Pick Planim Time if Jira is your source of truth, you want a timer that survives both Jira outages and laptop tab-evictions, and you’d rather your API token live in the OS keychain than in another vendor’s cloud.
Honest summary
If I had to compress this whole post into one decision tree:
- Finance reads your timesheets monthly? Tempo Timesheets.
- You’re a ≤10-user team on Jira Cloud and want zero cost? Clockwork (Lite or Pro Free).
- You bill clients hourly through the same tool that runs the timer? Everhour.
- Your tracking life spans many tools, you need a mobile app, and your team is five people or fewer? Clockify (its free tier caps at five users; bigger teams pay per seat).
- Jira is the source of truth and you want a timer that survives Atlassian’s bad afternoons? Planim Time.

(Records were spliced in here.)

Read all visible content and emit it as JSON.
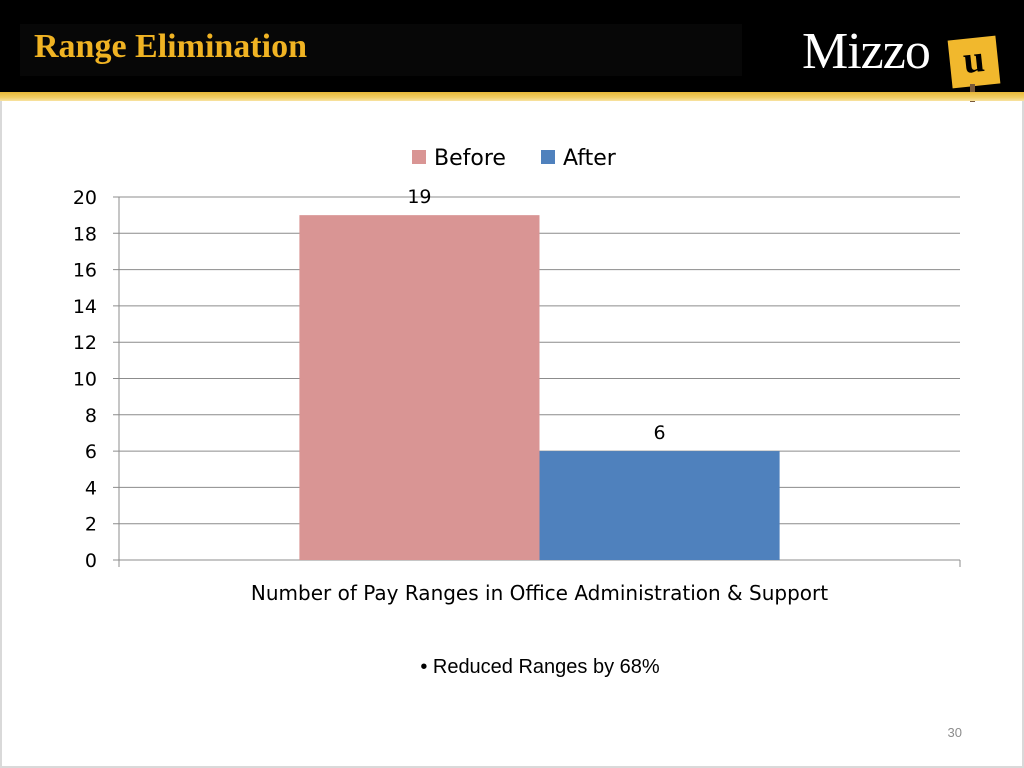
{
  "slide": {
    "title": "Range Elimination",
    "bullet": "• Reduced Ranges by 68%",
    "page_number": "30",
    "accent_color": "#f0b323"
  },
  "logo": {
    "text": "Mizzo",
    "u_text": "u"
  },
  "chart_data": {
    "type": "bar",
    "categories": [
      "Number of Pay Ranges in Office Administration & Support"
    ],
    "series": [
      {
        "name": "Before",
        "values": [
          19
        ],
        "color": "#d99594"
      },
      {
        "name": "After",
        "values": [
          6
        ],
        "color": "#4f81bd"
      }
    ],
    "data_labels": [
      "19",
      "6"
    ],
    "ylim": [
      0,
      20
    ],
    "yticks": [
      0,
      2,
      4,
      6,
      8,
      10,
      12,
      14,
      16,
      18,
      20
    ],
    "grid": true,
    "legend": "top-center"
  }
}
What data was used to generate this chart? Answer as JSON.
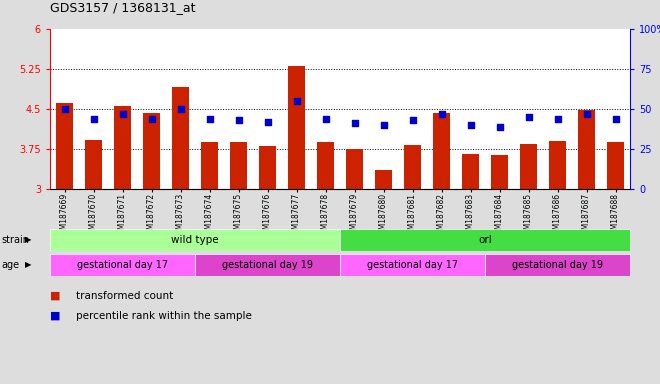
{
  "title": "GDS3157 / 1368131_at",
  "samples": [
    "GSM187669",
    "GSM187670",
    "GSM187671",
    "GSM187672",
    "GSM187673",
    "GSM187674",
    "GSM187675",
    "GSM187676",
    "GSM187677",
    "GSM187678",
    "GSM187679",
    "GSM187680",
    "GSM187681",
    "GSM187682",
    "GSM187683",
    "GSM187684",
    "GSM187685",
    "GSM187686",
    "GSM187687",
    "GSM187688"
  ],
  "bar_values": [
    4.62,
    3.92,
    4.55,
    4.42,
    4.92,
    3.88,
    3.88,
    3.8,
    5.3,
    3.88,
    3.75,
    3.35,
    3.82,
    4.42,
    3.65,
    3.64,
    3.84,
    3.9,
    4.48,
    3.88
  ],
  "blue_values": [
    50,
    44,
    47,
    44,
    50,
    44,
    43,
    42,
    55,
    44,
    41,
    40,
    43,
    47,
    40,
    39,
    45,
    44,
    47,
    44
  ],
  "bar_color": "#cc2200",
  "blue_color": "#0000cc",
  "ylim_left": [
    3.0,
    6.0
  ],
  "ylim_right": [
    0,
    100
  ],
  "yticks_left": [
    3.0,
    3.75,
    4.5,
    5.25,
    6.0
  ],
  "yticks_right": [
    0,
    25,
    50,
    75,
    100
  ],
  "ytick_labels_left": [
    "3",
    "3.75",
    "4.5",
    "5.25",
    "6"
  ],
  "ytick_labels_right": [
    "0",
    "25",
    "50",
    "75",
    "100%"
  ],
  "hlines": [
    3.75,
    4.5,
    5.25
  ],
  "strain_labels": [
    {
      "text": "wild type",
      "start": 0,
      "end": 9,
      "color": "#aaff99"
    },
    {
      "text": "orl",
      "start": 10,
      "end": 19,
      "color": "#44dd44"
    }
  ],
  "age_labels": [
    {
      "text": "gestational day 17",
      "start": 0,
      "end": 4,
      "color": "#ff66ff"
    },
    {
      "text": "gestational day 19",
      "start": 5,
      "end": 9,
      "color": "#dd44cc"
    },
    {
      "text": "gestational day 17",
      "start": 10,
      "end": 14,
      "color": "#ff66ff"
    },
    {
      "text": "gestational day 19",
      "start": 15,
      "end": 19,
      "color": "#dd44cc"
    }
  ],
  "legend_items": [
    {
      "color": "#cc2200",
      "label": "transformed count"
    },
    {
      "color": "#0000cc",
      "label": "percentile rank within the sample"
    }
  ],
  "bg_color": "#dddddd",
  "plot_bg": "#ffffff",
  "strain_row_color": "#cccccc",
  "age_row_color": "#cccccc"
}
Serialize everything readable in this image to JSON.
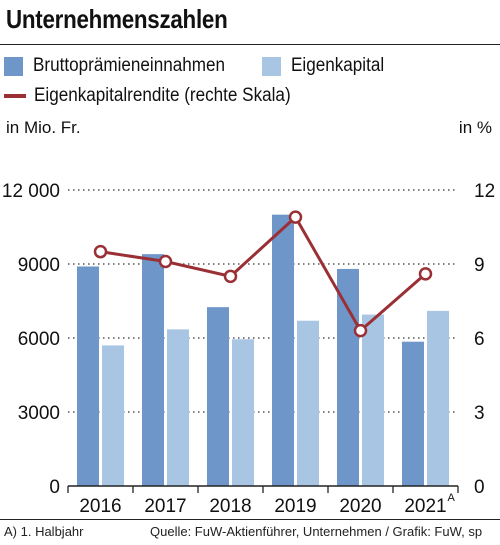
{
  "title": "Unternehmenszahlen",
  "legend": {
    "bar1": "Bruttoprämieneinnahmen",
    "bar2": "Eigenkapital",
    "line": "Eigenkapitalrendite (rechte Skala)"
  },
  "units": {
    "left": "in Mio. Fr.",
    "right": "in %"
  },
  "footer": {
    "note": "A) 1. Halbjahr",
    "source": "Quelle: FuW-Aktienführer, Unternehmen / Grafik: FuW, sp"
  },
  "colors": {
    "bar1": "#6f96c9",
    "bar2": "#a8c6e3",
    "line": "#9a3035"
  },
  "chart_data": {
    "type": "bar",
    "categories": [
      "2016",
      "2017",
      "2018",
      "2019",
      "2020",
      "2021"
    ],
    "category_superscripts": [
      "",
      "",
      "",
      "",
      "",
      "A"
    ],
    "series": [
      {
        "name": "Bruttoprämieneinnahmen",
        "values": [
          8900,
          9400,
          7250,
          11000,
          8800,
          5850
        ]
      },
      {
        "name": "Eigenkapital",
        "values": [
          5700,
          6350,
          5950,
          6700,
          6950,
          7100
        ]
      },
      {
        "name": "Eigenkapitalrendite (rechte Skala)",
        "type": "line",
        "axis": "right",
        "values": [
          9.5,
          9.1,
          8.5,
          10.9,
          6.3,
          8.6
        ]
      }
    ],
    "y_left": {
      "ylim": [
        0,
        12000
      ],
      "ticks": [
        0,
        3000,
        6000,
        9000,
        12000
      ],
      "tick_labels": [
        "0",
        "3000",
        "6000",
        "9000",
        "12 000"
      ]
    },
    "y_right": {
      "ylim": [
        0,
        12
      ],
      "ticks": [
        0,
        3,
        6,
        9,
        12
      ],
      "tick_labels": [
        "0",
        "3",
        "6",
        "9",
        "12"
      ]
    },
    "grid": "dotted horizontal"
  }
}
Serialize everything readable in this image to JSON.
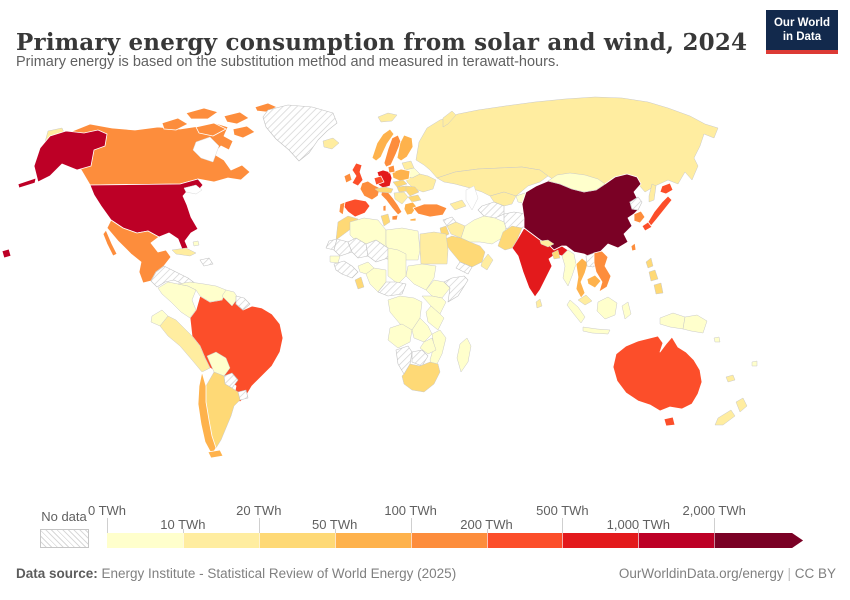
{
  "header": {
    "title": "Primary energy consumption from solar and wind, 2024",
    "subtitle": "Primary energy is based on the substitution method and measured in terawatt-hours.",
    "logo": {
      "line1": "Our World",
      "line2": "in Data",
      "bg_color": "#12294c",
      "accent_color": "#dc3a35"
    }
  },
  "footer": {
    "source_label": "Data source:",
    "source_text": " Energy Institute - Statistical Review of World Energy (2025)",
    "link": "OurWorldinData.org/energy",
    "separator": "|",
    "license": "CC BY"
  },
  "chart_data": {
    "type": "choropleth-map",
    "title": "Primary energy consumption from solar and wind, 2024",
    "subtitle": "Primary energy is based on the substitution method and measured in terawatt-hours.",
    "unit": "TWh",
    "projection": "world",
    "legend": {
      "no_data_label": "No data",
      "tick_labels": [
        "0 TWh",
        "10 TWh",
        "20 TWh",
        "50 TWh",
        "100 TWh",
        "200 TWh",
        "500 TWh",
        "1,000 TWh",
        "2,000 TWh"
      ],
      "thresholds_twh": [
        0,
        10,
        20,
        50,
        100,
        200,
        500,
        1000,
        2000
      ],
      "colors": [
        "#FFFFCC",
        "#FFEDA0",
        "#FED976",
        "#FEB24C",
        "#FD8D3C",
        "#FC4E2A",
        "#E31A1C",
        "#BD0026",
        "#7A0125"
      ],
      "no_data_pattern": "diagonal-hatch",
      "arrow_end": true
    },
    "bucket_labels": [
      "0-10 TWh",
      "10-20 TWh",
      "20-50 TWh",
      "50-100 TWh",
      "100-200 TWh",
      "200-500 TWh",
      "500-1,000 TWh",
      "1,000-2,000 TWh",
      "2,000+ TWh"
    ],
    "countries": {
      "canada": 4,
      "united-states": 7,
      "mexico": 4,
      "greenland": "no-data",
      "central-america": "no-data",
      "cuba": 1,
      "hispaniola": "no-data",
      "bahamas": 0,
      "colombia": 0,
      "venezuela": 0,
      "guyana": 0,
      "suriname-guiana": "no-data",
      "ecuador": 0,
      "peru": 1,
      "brazil": 5,
      "bolivia": 0,
      "paraguay": "no-data",
      "uruguay": "no-data",
      "argentina": 2,
      "chile": 3,
      "iceland": 1,
      "svalbard": 1,
      "united-kingdom": 5,
      "ireland": 4,
      "norway": 3,
      "sweden": 4,
      "finland": 3,
      "denmark": 4,
      "baltics": 1,
      "netherlands-belgium": 5,
      "germany": 6,
      "poland": 3,
      "belarus": 0,
      "ukraine": 1,
      "france": 4,
      "spain": 5,
      "portugal": 4,
      "italy": 4,
      "czech-slovakia": 2,
      "austria-switzerland": 2,
      "hungary": 2,
      "romania": 2,
      "balkans": 1,
      "bulgaria": 2,
      "greece": 3,
      "turkey": 4,
      "caucasus": 1,
      "russia": 1,
      "kazakhstan": 1,
      "uzbekistan": 1,
      "turkmenistan": "no-data",
      "kyrgyzstan-tajikistan": 0,
      "afghanistan": "no-data",
      "syria": "no-data",
      "iraq": 1,
      "iran": 0,
      "jordan-israel": 2,
      "saudi-arabia": 2,
      "yemen": "no-data",
      "oman": 1,
      "morocco": 2,
      "western-sahara": "no-data",
      "algeria": 0,
      "tunisia": 2,
      "libya": 0,
      "egypt": 1,
      "mauritania": "no-data",
      "mali": "no-data",
      "niger": "no-data",
      "chad": 0,
      "sudan": 0,
      "senegal": 0,
      "guinea-coast": "no-data",
      "ghana": 2,
      "burkina-faso": 0,
      "nigeria": 0,
      "cameroon-car": "no-data",
      "ethiopia": 0,
      "somalia": "no-data",
      "kenya-uganda": 0,
      "dr-congo": 0,
      "tanzania": 0,
      "angola": 0,
      "zambia": 0,
      "mozambique": 0,
      "zimbabwe": 0,
      "botswana": "no-data",
      "namibia": "no-data",
      "south-africa": 2,
      "madagascar": 0,
      "china": 8,
      "mongolia": 0,
      "north-korea": "no-data",
      "south-korea": 4,
      "japan": 5,
      "taiwan": 4,
      "india": 6,
      "pakistan": 2,
      "nepal": 1,
      "bangladesh": 2,
      "sri-lanka": 1,
      "myanmar": 0,
      "thailand": 3,
      "laos": "no-data",
      "vietnam": 4,
      "cambodia": 3,
      "malaysia": 1,
      "indonesia": 0,
      "papua-new-guinea": 0,
      "philippines": 2,
      "australia": 5,
      "new-zealand": 1,
      "new-caledonia": 1,
      "fiji": 0,
      "solomon-islands": 0
    }
  }
}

Five categories with five distinct winners, which is also why I won’t claim there’s a single “best Jira time tracker” — the category isn’t shaped that way. The mistake every listicle in this SERP makes is pretending it is.
If you’ve got Jira and an hour you need to remember on Tuesday, download Planim Time and point it at your real instance for a sprint. If it doesn’t earn its keep in the first week, one of the four above will, and now you know which one.